TransactionBuilder.buildIncomplete() loses the P2WPKH prevOutScript information

[calvinlauyh]

I have a scenario where there is a program A that will generate a transaction of multiple P2WPKH inputs and distribute to many different person, each possessing another program B to sign the transaction, once signed, then pass the partly signed tx to next one until everyone is signed.

Here is the pseudo code:

Program A

const txBuilder = new bitcoin.TransactionBuilder();
txBuilder.addInput(txHash1, 0, null, aliceP2wpkh.output);
txBuilder.addInput(txHash2, 5, null, bobP2wpkh.output);
txBuilder.addInput(txHash3, 2, null, tomP2wpkh.output);
txBuilder.addOutput(peterAddress, 10000000);

const incompleteTxHex = txBuilder.buildIncomplete().toHex();
// This incomplete transaction hex will be distributed to Alice, Bob and Tom for sign

Program B

const tx = bitcoin.Transaction.fromHex(incompleteTxHex);
const txBuilder = bitcoin.TransactionBuilder.fromTransaction(tx, network);
txBuilder.sign(inputIndex, keyPair, null, null, satoshiAmount.toNumber());

const partlySignedTxHex = txBuilder.buildIncomplete().toHex();
// This partly signed transaction hex will be distributed to the next one to sign, until everyone sign it

However, this does not work and the bitcoin-cli will return non-mandatory-script-verify-flag (Witness requires empty scriptSig) (code 64) when trying to send it.

I have changed the program to addInput and sign in the same program and it can be broadcasted.

After some investigation, I realize when I do txBuild.buildIncomplete() it seems to lose the prevOutScript of the previous P2PKH output. This make sense because it is not supposed to be inside the transaction hex. But I am wondering how I can let the client (program B) "patch" those information back to the inputs before signing?

Thanks

[junderw]

this is a compound problem:

1. p2wpkh uses p2pkh for its prevOutScript
2. raw Transactions are limited in the info we can store.
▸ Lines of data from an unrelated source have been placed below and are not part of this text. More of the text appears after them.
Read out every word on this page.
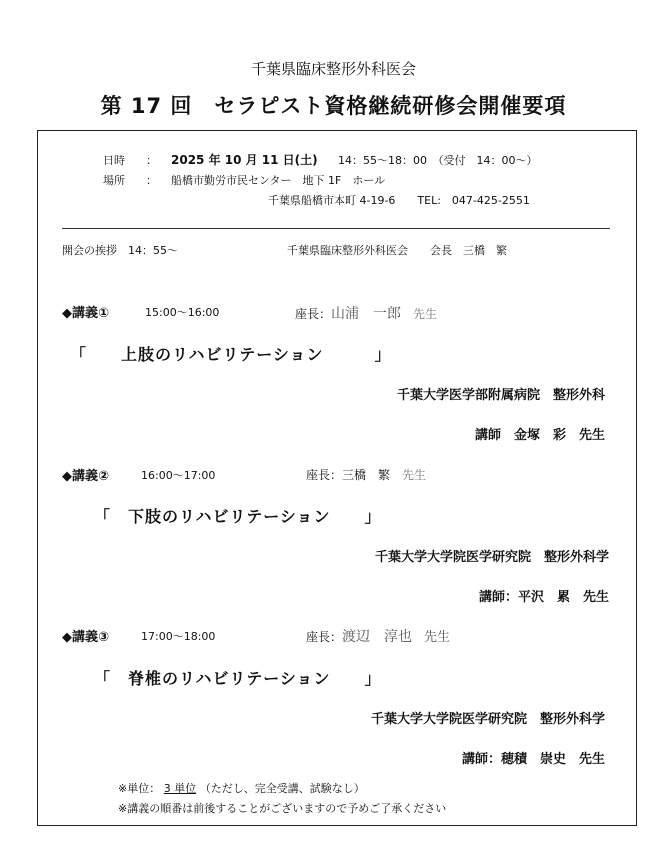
千葉県臨床整形外科医会
第 17 回　セラピスト資格継続研修会開催要項
日時 ： 2025 年 10 月 11 日(土) 14：55〜18：00　（受付　14：00〜）
場所 ： 船橋市勤労市民センター　地下 1F　ホール
千葉県船橋市本町 4-19-6　　TEL:　047-425-2551
開会の挨拶　14：55〜	千葉県臨床整形外科医会　　会長　三橋　繁
◆講義①	15:00〜16:00	座長：山浦　一郎　 先生
「　　上肢のリハビリテーション　　　」
千葉大学医学部附属病院　整形外科
講師　金塚　彩　先生
◆講義②	16:00〜17:00	座長：三橋　繁　 先生
「　下肢のリハビリテーション　　」
千葉大学大学院医学研究院　整形外科学
講師：平沢　累　先生
◆講義③	17:00〜18:00	座長：渡辺　淳也　 先生
「　脊椎のリハビリテーション　　」
千葉大学大学院医学研究院　整形外科学
講師：穂積　崇史　先生
※単位： 3 単位 （ただし、完全受講、試験なし）
※講義の順番は前後することがございますので予めご了承ください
for other formats, TransactionBuilder is able to accurately guess the prevoutscript.

there is no way to fix this.

So you must hard code your program B to sign as p2wpkh explicitly.

Or

Wait until we merge BIP174 support

[calvinlauyh]

Hi @junderw, may I know a bit more of the first solution you suggested? What do you mean by hard code the program B to sign as p2wpkh explictly? Do you mean to call addInput inside program B and sign it so that witness data are kept inside the raw transaction hex?

[junderw]

This is extremely hackey... and difficult... but it passes and verifies.
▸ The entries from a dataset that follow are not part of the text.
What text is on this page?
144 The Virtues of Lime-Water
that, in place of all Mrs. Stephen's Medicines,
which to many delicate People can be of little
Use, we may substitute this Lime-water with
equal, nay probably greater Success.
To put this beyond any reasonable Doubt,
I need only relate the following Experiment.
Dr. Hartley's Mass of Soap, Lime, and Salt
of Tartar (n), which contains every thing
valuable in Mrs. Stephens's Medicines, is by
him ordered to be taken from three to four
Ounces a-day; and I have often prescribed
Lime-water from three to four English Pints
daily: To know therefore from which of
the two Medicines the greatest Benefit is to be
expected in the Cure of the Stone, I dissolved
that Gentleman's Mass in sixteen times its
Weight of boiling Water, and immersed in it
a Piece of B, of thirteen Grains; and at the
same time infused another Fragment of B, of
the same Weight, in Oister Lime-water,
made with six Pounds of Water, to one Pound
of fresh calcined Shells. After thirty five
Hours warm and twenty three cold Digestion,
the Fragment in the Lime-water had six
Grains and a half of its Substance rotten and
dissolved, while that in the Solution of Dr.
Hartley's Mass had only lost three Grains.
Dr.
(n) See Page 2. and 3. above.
https://github.com/junderw/bitcoinjs-lib/commit/c22564801644f3f101e4fdc8bf60ea062575fb5a

Let me know if you have any questions about it.

[calvinlauyh]

Sorry, there has been some time before I get back to my project.

I have tried with the above code snippet and it works well. Thanks for you help.
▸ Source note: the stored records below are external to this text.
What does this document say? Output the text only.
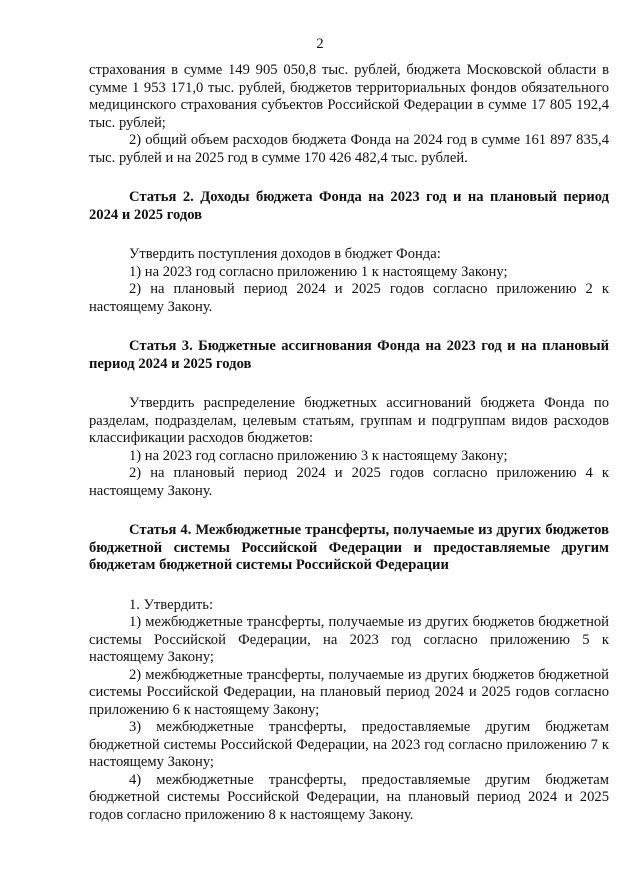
2

страхования в сумме 149 905 050,8 тыс. рублей, бюджета Московской области в сумме 1 953 171,0 тыс. рублей, бюджетов территориальных фондов обязательного медицинского страхования субъектов Российской Федерации в сумме 17 805 192,4 тыс. рублей;

2) общий объем расходов бюджета Фонда на 2024 год в сумме 161 897 835,4 тыс. рублей и на 2025 год в сумме 170 426 482,4 тыс. рублей.

Статья 2. Доходы бюджета Фонда на 2023 год и на плановый период 2024 и 2025 годов

Утвердить поступления доходов в бюджет Фонда:

1) на 2023 год согласно приложению 1 к настоящему Закону;

2) на плановый период 2024 и 2025 годов согласно приложению 2 к настоящему Закону.

Статья 3. Бюджетные ассигнования Фонда на 2023 год и на плановый период 2024 и 2025 годов

Утвердить распределение бюджетных ассигнований бюджета Фонда по разделам, подразделам, целевым статьям, группам и подгруппам видов расходов классификации расходов бюджетов:

1) на 2023 год согласно приложению 3 к настоящему Закону;

2) на плановый период 2024 и 2025 годов согласно приложению 4 к настоящему Закону.

Статья 4. Межбюджетные трансферты, получаемые из других бюджетов бюджетной системы Российской Федерации и предоставляемые другим бюджетам бюджетной системы Российской Федерации

1. Утвердить:

1) межбюджетные трансферты, получаемые из других бюджетов бюджетной системы Российской Федерации, на 2023 год согласно приложению 5 к настоящему Закону;

2) межбюджетные трансферты, получаемые из других бюджетов бюджетной системы Российской Федерации, на плановый период 2024 и 2025 годов согласно приложению 6 к настоящему Закону;

3) межбюджетные трансферты, предоставляемые другим бюджетам бюджетной системы Российской Федерации, на 2023 год согласно приложению 7 к настоящему Закону;

4) межбюджетные трансферты, предоставляемые другим бюджетам бюджетной системы Российской Федерации, на плановый период 2024 и 2025 годов согласно приложению 8 к настоящему Закону.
Just by skimming the methods, the snippet seems to be using the public interface exposed by the class. Do you foresee it will be easily broken when this library further develops and enhances in features?

Sorry I know it is hard to predict code changes, but I am trying to get more sense how reliable I can use the above used functions in my project. Thank you. @junderw

[junderw]

setWitness and hashFor are vital methods and will not likely change in the future, hashFor will likely just add new functions like hashForWitnessV1 when v1 comes out, etc.